The stadium is served by a tiny station – Unosumai – on what is now called the Sanriku Railway Rias Line. Previously, it was separated into three different train lines that were largely destroyed by the tsunami, but on March 23 this year, it reopened as a privately owned, unified train line running for 163 km down the coast from Miyako to Ofunato.

The reopening of the train line is another symbol of how Iwate Prefecture and the region is recovering, but it is not “recovered.” The devastation was mind-boggling. In less than a day, the tsunami generated the equivalent of 14 years of waste and debris along the 200 km coastline of Iwate Prefecture. More than 5,000 of the prefecture’s citizens died and 26,000 homes were destroyed. The physical damage in Iwate alone was estimated at around $4.25 billion, equivalent to one year of the prefecture’s GDP.
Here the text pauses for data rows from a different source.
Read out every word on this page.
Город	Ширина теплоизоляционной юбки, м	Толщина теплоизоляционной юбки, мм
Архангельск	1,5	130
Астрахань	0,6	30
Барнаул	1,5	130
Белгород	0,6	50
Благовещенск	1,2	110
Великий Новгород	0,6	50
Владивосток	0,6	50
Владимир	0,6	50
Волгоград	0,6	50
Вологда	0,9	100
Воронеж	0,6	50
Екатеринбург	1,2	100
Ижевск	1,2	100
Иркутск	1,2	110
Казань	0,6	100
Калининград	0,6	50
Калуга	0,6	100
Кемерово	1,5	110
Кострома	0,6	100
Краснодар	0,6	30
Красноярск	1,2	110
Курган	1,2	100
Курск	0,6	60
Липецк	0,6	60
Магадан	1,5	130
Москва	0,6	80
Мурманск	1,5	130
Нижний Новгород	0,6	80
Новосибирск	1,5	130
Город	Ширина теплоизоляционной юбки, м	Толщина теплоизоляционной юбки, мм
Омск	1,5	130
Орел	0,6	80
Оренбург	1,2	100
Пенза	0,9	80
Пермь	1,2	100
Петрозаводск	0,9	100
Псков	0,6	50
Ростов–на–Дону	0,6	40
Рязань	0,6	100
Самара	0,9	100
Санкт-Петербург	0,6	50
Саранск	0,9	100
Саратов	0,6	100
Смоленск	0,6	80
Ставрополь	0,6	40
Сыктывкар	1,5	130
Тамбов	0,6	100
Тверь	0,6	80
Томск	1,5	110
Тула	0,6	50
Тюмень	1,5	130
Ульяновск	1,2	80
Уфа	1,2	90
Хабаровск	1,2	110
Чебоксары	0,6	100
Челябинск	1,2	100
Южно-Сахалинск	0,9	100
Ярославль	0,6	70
Restoration work has progressed well, with seawalls nearing completion. In Rikuzentakata, a gigantic 2-km-long, 12.5-meter high seawall is nearing completion at a cost of $400 million, plus another $200 million for a floodgate at the mouth of the Kessen River where the tsunami reached 8 km upstream. Within that seawall, land for new homes is being raised by 10 meters. Local government officials say that even if another 15.5-meter tsunami hit the area, the new housing area would not be inundated. Houses will not be permitted in low-lying areas. There will, however, be a memorial museum and park within the shadow of the wall and even a new man-made beach on the sea side.

Standing alone at the south end of the seawall is a single pine tree, which has come to symbolize the survival of the town and the region. Before the tsunami, there were 70,000 pine trees behind the beach. Now there is one, known as the “Miracle Pine.”

The Miracle Pine is one of the many symbols of recovery in Iwate. Tourism is almost back to pre-earthquake levels, many homes and businesses have been built or repaired, the railway line has been restored and Kamaishi is a rugby town once again. The World Cup is not only bringing rugby to the area; it is bringing hope, life and a future.